The love of our community and the joy – and the tears – that welcomed Vivien was overwhelming and truly comforting…we were rarely alone and we were blessed abundantly with prayers, gifts, time, attention, and amazing resources. Every day was grace-filled. I could see this and feel it, but inside my soul, I was still rebelling against God, hardening my heart.
Truth is, Vivien lives a charmed, healthy, and yes very “typical” and very blessed life. We have never wanted for a thing when it has come to supporting Vivien’s development, education, and her tender belonging in our community, especially our St. Peter family.
The wanting was in me. The wanting was to be like everyone else, whatever that means. I had hardened my heart to God’s most precious, revelatory, and loving of gifts.
My uncertainty in how to be a mother, let alone a mother of a baby with special needs, was the gift of vulnerability to grow in faith and trust and the grace of God. I just kept on saying “no” in different ways…not in loving my baby, but in loving God for the gift of my baby. I truly believed I was being punished – punished for past sins, past mistakes. And worse, I feared that Vivien was going to have less in life because I wasn’t good enough.
At the core of it, I was rebelling against what I idealized – intelligence, for one thing. I agonized in my mind that my baby was mentally retarded.
Then one ordinary day of fretting and arguing in my head with God, I heard a voice that was not my own.
“Stop saying your baby is retarded.
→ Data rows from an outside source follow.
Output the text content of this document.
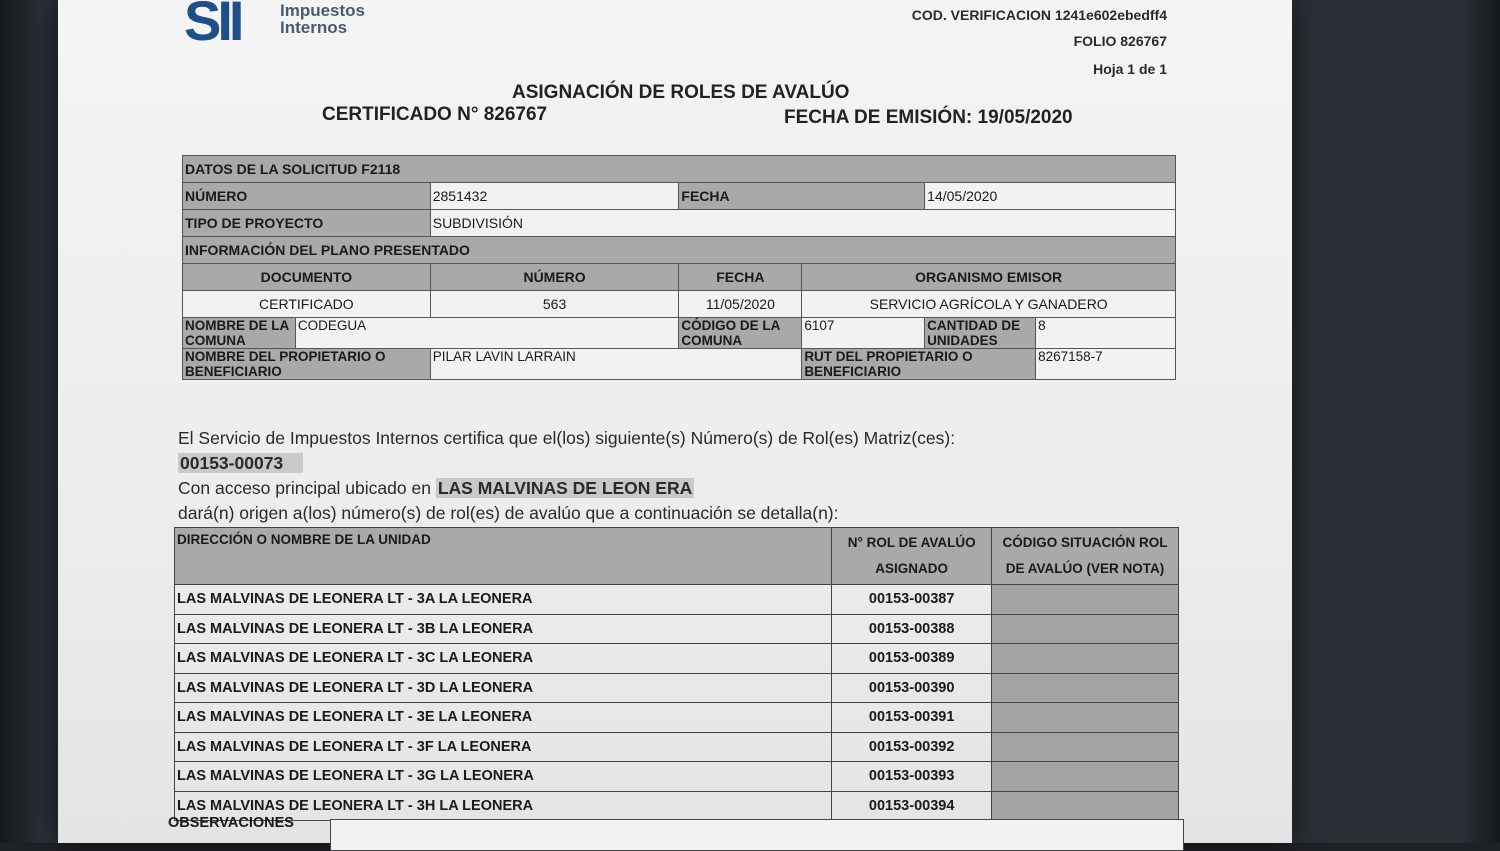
SII Impuestos
Internos
COD. VERIFICACION 1241e602ebedff4
FOLIO 826767
Hoja 1 de 1
ASIGNACIÓN DE ROLES DE AVALÚO
CERTIFICADO N° 826767	FECHA DE EMISIÓN: 19/05/2020
DATOS DE LA SOLICITUD F2118						
NÚMERO		2851432	FECHA		14/05/2020	
TIPO DE PROYECTO		SUBDIVISIÓN				
INFORMACIÓN DEL PLANO PRESENTADO						
DOCUMENTO		NÚMERO	FECHA	ORGANISMO EMISOR		
CERTIFICADO		563	11/05/2020	SERVICIO AGRÍCOLA Y GANADERO		
NOMBRE DE LA COMUNA	CODEGUA		CÓDIGO DE LA COMUNA	6107	CANTIDAD DE UNIDADES	8
NOMBRE DEL PROPIETARIO O BENEFICIARIO		PILAR LAVIN LARRAIN		RUT DEL PROPIETARIO O BENEFICIARIO		8267158-7
El Servicio de Impuestos Internos certifica que el(los) siguiente(s) Número(s) de Rol(es) Matriz(ces):
00153-00073
Con acceso principal ubicado en LAS MALVINAS DE LEON ERA
dará(n) origen a(los) número(s) de rol(es) de avalúo que a continuación se detalla(n):
DIRECCIÓN O NOMBRE DE LA UNIDAD	N° ROL DE AVALÚO ASIGNADO	CÓDIGO SITUACIÓN ROL DE AVALÚO (VER NOTA)
LAS MALVINAS DE LEONERA LT - 3A LA LEONERA	00153-00387	
LAS MALVINAS DE LEONERA LT - 3B LA LEONERA	00153-00388	
LAS MALVINAS DE LEONERA LT - 3C LA LEONERA	00153-00389	
LAS MALVINAS DE LEONERA LT - 3D LA LEONERA	00153-00390	
LAS MALVINAS DE LEONERA LT - 3E LA LEONERA	00153-00391	
LAS MALVINAS DE LEONERA LT - 3F LA LEONERA	00153-00392	
LAS MALVINAS DE LEONERA LT - 3G LA LEONERA	00153-00393	
LAS MALVINAS DE LEONERA LT - 3H LA LEONERA	00153-00394	
OBSERVACIONES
She has no idea what that means. That’s your label. That’s your problem. Not hers. She is perfect and loved.”
Again, I knew that voice. It was Jesus.
The most beautiful truth – if we can allow ourselves, beyond our “wiring” or “scripts” – the tapes that play in our heads – is to realize, without doubt, with great conviction, that all of life is sacred, precious. That we are ALL perfect in God’s love and perfect creation. That we are all okay. God doesn’t make mistakes. We deserve life. We belong. We can thrive. We are beloved children of our Creator. You, me. Vivien.
I write this for the mothers and fathers like me, who may have hardened their hearts to some aspect of what we have been given from God in our children, in our jobs as parents.
It’s been a long journey to accept this most precious truth: we are beloved by God. Every life is a sacred, treasured gift. Every life has meaning, purpose, joy. And absolutely none of us are typical.
Being Vivien’s mother has made me more of a daughter of God. Today when I hear his voice, I harden not my heart. My prayer in sharing this is that the Holy Spirit comforts another mom or dad like me, struggling with the gift, struggling to accept and trust with grace. There’s nothing like truth to awaken us to God’s mercy and love.
If today you hear God’s voice, harden not your hearts.